I'm not naïve. I know that governments and corporations collude now just like they have from the beginning of delegated sovereignty. Furthermore, it has been and remains the case that the economically and militarily powerful typically get to make the rules that they get to impose on others. While I think that this is reprehensible, I don't see many people seriously seeking to transform this reality. But what I find most tragic is the silent assent We The People give to those who, after taking every advantage, still have to cheat to win. While Congress talks about staying competitive, our trade negotiators are still using the term "phonograms" which signifies the state of awareness of the thinking (or lack thereof) in those who craft and manipulate the rules.
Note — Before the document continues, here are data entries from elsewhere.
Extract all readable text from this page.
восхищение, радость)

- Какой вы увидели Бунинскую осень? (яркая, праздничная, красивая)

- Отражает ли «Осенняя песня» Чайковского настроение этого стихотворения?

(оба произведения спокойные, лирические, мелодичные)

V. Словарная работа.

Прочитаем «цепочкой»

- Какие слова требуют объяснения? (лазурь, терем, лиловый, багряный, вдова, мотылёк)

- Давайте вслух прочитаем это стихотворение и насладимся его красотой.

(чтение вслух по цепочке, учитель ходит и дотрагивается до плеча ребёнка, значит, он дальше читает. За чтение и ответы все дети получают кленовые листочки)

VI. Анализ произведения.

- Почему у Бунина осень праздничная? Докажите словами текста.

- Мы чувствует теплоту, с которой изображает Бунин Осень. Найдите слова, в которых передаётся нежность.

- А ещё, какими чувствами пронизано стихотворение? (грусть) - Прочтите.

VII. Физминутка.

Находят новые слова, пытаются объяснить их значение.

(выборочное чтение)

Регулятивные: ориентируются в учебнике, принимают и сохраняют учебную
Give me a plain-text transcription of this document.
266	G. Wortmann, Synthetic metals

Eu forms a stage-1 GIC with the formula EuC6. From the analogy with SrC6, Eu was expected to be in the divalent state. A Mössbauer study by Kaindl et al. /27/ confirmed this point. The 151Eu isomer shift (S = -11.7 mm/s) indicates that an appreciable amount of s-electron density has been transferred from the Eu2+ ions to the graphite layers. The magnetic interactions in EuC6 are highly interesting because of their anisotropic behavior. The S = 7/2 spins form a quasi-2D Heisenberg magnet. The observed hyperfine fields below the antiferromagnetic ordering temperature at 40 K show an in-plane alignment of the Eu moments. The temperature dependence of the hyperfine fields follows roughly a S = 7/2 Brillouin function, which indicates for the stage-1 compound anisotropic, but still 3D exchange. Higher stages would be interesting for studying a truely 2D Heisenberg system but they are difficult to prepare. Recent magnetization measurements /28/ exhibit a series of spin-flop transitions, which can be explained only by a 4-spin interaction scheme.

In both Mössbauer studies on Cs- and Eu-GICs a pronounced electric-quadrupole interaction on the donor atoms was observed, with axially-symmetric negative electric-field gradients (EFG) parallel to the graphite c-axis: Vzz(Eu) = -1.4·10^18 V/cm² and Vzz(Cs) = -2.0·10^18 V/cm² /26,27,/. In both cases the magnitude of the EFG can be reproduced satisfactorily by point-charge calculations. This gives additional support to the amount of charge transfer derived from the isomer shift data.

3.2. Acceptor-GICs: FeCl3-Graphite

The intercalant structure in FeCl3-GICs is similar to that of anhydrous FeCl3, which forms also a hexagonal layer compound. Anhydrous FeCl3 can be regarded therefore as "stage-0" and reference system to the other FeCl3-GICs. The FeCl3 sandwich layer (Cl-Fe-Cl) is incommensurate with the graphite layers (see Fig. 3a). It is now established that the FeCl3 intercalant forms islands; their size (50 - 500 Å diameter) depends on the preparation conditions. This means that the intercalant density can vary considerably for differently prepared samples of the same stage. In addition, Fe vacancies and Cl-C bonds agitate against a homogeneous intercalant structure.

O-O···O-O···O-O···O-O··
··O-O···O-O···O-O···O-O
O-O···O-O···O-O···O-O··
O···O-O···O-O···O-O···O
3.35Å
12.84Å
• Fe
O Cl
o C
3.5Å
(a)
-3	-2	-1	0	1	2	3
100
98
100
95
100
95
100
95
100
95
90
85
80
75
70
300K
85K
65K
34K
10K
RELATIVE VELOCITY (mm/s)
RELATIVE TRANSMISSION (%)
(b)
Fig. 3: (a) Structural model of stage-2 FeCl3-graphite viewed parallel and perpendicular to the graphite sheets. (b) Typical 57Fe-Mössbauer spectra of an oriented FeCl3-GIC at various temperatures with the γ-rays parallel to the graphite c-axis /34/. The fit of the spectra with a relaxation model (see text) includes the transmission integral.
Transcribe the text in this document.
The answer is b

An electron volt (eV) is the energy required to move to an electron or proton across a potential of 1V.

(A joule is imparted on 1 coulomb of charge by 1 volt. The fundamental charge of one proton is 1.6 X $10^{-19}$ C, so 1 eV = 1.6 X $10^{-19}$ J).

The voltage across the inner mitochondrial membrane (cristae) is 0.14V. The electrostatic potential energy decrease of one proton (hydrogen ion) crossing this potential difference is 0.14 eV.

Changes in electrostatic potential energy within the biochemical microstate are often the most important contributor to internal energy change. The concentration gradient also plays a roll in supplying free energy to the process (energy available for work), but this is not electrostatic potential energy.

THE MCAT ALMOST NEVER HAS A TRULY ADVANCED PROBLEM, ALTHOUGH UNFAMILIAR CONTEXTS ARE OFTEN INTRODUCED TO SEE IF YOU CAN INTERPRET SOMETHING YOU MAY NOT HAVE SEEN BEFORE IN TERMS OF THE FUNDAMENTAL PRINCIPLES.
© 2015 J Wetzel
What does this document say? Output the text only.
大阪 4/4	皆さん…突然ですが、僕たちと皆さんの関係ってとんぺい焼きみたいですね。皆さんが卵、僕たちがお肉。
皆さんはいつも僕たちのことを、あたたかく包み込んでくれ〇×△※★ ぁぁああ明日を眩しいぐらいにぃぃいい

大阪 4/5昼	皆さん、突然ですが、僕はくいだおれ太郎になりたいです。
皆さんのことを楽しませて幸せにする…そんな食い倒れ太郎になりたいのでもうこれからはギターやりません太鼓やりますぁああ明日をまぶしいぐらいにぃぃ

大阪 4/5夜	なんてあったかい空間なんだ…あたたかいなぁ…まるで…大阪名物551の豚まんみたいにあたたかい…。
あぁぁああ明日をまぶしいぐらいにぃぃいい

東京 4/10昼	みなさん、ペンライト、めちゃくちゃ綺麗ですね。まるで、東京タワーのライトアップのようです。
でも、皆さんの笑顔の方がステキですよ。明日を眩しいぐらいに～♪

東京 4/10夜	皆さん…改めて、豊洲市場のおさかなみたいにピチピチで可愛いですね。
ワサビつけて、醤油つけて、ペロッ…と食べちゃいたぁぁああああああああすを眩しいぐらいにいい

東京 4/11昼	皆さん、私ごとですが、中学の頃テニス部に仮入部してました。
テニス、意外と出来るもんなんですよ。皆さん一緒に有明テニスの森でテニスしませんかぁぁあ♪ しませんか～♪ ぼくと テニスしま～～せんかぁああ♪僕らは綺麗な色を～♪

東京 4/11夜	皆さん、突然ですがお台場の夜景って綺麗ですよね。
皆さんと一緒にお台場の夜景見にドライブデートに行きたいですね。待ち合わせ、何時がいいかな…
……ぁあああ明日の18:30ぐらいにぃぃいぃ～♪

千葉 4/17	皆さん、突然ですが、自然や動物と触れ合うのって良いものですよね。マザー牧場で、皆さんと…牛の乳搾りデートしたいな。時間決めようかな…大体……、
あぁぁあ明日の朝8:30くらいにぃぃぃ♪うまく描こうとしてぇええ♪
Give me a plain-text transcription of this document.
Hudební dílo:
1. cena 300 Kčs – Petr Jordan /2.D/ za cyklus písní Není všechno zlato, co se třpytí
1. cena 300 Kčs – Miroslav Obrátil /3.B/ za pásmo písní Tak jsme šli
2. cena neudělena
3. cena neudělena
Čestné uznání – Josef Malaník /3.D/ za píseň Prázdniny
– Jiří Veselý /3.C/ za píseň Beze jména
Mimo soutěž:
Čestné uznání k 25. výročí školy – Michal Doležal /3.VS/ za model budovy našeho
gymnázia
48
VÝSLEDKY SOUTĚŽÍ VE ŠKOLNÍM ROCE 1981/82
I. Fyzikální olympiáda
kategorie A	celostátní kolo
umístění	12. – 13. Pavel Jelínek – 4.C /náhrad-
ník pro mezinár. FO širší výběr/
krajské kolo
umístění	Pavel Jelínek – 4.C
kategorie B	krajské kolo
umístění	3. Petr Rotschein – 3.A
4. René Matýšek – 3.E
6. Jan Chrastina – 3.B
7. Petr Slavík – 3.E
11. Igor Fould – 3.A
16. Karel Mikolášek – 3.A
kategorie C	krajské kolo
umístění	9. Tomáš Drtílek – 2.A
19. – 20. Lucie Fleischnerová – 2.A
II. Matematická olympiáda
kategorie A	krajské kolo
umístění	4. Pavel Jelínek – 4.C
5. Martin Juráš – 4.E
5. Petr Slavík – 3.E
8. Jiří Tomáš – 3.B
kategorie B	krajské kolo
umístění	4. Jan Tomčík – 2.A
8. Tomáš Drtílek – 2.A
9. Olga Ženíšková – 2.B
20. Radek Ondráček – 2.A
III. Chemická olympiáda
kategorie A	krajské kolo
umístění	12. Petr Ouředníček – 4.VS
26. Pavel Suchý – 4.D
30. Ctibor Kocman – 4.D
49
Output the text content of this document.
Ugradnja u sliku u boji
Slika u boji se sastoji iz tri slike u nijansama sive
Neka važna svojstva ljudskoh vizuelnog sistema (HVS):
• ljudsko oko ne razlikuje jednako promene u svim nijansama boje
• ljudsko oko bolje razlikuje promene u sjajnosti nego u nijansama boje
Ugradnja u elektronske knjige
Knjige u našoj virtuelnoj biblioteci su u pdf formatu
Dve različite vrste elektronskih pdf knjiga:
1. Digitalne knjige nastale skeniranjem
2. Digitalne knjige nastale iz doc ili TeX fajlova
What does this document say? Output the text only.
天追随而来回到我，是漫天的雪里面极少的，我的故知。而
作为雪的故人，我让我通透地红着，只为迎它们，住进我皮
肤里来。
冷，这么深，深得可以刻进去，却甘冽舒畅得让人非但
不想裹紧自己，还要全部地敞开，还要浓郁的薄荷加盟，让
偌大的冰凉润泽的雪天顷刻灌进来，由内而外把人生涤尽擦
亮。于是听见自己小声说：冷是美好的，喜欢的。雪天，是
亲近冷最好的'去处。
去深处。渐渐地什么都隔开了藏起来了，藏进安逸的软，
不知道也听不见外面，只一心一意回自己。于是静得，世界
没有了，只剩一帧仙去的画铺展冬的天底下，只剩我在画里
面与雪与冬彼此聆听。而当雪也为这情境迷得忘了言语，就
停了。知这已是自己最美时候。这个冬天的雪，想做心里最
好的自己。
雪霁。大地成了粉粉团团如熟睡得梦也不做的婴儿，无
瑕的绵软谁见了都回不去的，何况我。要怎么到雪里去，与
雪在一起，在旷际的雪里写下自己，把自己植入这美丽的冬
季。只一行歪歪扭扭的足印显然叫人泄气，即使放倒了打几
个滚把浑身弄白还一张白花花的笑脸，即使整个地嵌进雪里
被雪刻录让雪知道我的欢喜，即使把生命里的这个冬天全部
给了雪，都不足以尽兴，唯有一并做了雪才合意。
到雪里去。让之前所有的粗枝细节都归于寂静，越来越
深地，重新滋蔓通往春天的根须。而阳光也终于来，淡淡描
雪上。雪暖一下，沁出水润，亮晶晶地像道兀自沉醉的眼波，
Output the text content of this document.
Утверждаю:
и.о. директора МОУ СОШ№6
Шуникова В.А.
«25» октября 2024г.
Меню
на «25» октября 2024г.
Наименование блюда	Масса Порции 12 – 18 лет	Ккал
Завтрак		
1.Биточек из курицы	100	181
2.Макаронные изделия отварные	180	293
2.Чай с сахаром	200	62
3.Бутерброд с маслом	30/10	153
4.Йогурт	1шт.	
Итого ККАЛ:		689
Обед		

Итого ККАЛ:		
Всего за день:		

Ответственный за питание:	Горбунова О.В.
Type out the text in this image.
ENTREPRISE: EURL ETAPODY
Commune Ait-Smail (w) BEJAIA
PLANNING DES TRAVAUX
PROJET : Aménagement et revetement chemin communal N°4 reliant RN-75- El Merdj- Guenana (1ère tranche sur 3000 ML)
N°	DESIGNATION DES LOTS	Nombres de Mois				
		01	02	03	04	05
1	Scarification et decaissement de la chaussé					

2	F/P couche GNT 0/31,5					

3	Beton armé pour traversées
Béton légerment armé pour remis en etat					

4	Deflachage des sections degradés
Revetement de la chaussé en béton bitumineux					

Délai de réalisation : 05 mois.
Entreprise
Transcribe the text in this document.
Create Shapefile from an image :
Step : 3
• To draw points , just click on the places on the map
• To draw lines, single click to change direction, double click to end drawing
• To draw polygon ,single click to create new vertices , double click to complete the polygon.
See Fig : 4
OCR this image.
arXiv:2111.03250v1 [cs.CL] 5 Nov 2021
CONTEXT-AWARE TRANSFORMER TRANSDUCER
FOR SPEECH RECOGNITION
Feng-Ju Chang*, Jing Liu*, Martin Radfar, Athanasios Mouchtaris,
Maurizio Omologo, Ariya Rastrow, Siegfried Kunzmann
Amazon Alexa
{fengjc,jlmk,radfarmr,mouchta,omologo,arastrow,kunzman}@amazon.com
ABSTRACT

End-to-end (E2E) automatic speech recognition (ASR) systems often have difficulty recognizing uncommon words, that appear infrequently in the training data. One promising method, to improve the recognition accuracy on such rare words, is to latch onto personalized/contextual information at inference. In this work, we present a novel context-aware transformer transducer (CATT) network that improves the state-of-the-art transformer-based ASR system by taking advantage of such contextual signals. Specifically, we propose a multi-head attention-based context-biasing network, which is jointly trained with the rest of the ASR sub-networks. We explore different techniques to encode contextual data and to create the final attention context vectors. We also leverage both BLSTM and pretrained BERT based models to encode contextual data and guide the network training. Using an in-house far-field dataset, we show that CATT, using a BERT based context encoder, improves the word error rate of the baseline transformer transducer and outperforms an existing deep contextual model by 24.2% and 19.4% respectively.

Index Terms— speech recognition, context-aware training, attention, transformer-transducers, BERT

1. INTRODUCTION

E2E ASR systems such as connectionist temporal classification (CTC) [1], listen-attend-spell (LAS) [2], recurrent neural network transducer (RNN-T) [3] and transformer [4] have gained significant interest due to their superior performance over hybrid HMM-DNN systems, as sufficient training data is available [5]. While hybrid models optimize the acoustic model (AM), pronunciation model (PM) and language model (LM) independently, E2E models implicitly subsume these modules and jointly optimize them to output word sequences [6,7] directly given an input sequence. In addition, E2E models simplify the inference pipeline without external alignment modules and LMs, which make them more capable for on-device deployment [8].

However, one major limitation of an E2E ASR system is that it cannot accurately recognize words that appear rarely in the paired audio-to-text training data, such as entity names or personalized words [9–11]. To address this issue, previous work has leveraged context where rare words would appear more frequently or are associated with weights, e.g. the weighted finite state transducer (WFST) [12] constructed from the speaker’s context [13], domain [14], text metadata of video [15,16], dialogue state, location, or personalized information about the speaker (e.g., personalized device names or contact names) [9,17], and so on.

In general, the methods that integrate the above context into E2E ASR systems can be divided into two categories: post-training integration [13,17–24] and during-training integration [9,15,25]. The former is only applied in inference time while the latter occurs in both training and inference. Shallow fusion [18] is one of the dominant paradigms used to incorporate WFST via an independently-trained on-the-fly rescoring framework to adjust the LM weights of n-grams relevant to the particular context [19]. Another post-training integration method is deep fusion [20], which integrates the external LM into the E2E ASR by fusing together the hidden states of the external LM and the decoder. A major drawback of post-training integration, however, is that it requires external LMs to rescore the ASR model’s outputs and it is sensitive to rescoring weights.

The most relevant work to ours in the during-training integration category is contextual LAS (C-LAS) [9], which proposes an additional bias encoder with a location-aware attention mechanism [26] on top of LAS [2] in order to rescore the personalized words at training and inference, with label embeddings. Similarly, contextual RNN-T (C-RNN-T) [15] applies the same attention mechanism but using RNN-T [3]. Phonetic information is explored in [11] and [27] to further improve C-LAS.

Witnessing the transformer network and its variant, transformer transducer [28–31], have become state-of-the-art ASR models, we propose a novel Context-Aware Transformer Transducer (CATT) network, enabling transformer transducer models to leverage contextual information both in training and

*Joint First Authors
Worst of all, in the Commerce and Congressional activities around the TPP and the CTPA, we're neglecting a profound problem. The system of industrial drug addiction, genetically modified caloric production (formerly known as agriculture), digital media hypnosis, and monotonic industrial design has been leading to decreased economic status in the U.S. middle class (to say nothing of the unemployed and uninsured lower class). The model of planned obsolescence - made famous by industrial designer Brooks Stephens - has itself become obsolete. And now, rather than calling for a renaissance of quality and aesthetic improvement, we're merely placing the rest of the world under the screws of a system that failed us. It may be the case that no one in the U.S. is capable of waking from the hypnosis to architect a More Perfect Union but certainly, someone in Australia, Chile, Peru, New Zealand, Vietnam, Singapore, Malaysia, Brunei, Mexico, Canada or Japan could wake up before this protectionist train-wreck is allowed to take effect. Or maybe, just maybe, too many have simply given up.
Cue the phonograph, pour yourself a Pisco sour, and, in the waning moments that we have to actually do something about these reckless abuses of ourselves and our Earth, consider whether you wish to stand for a better tomorrow.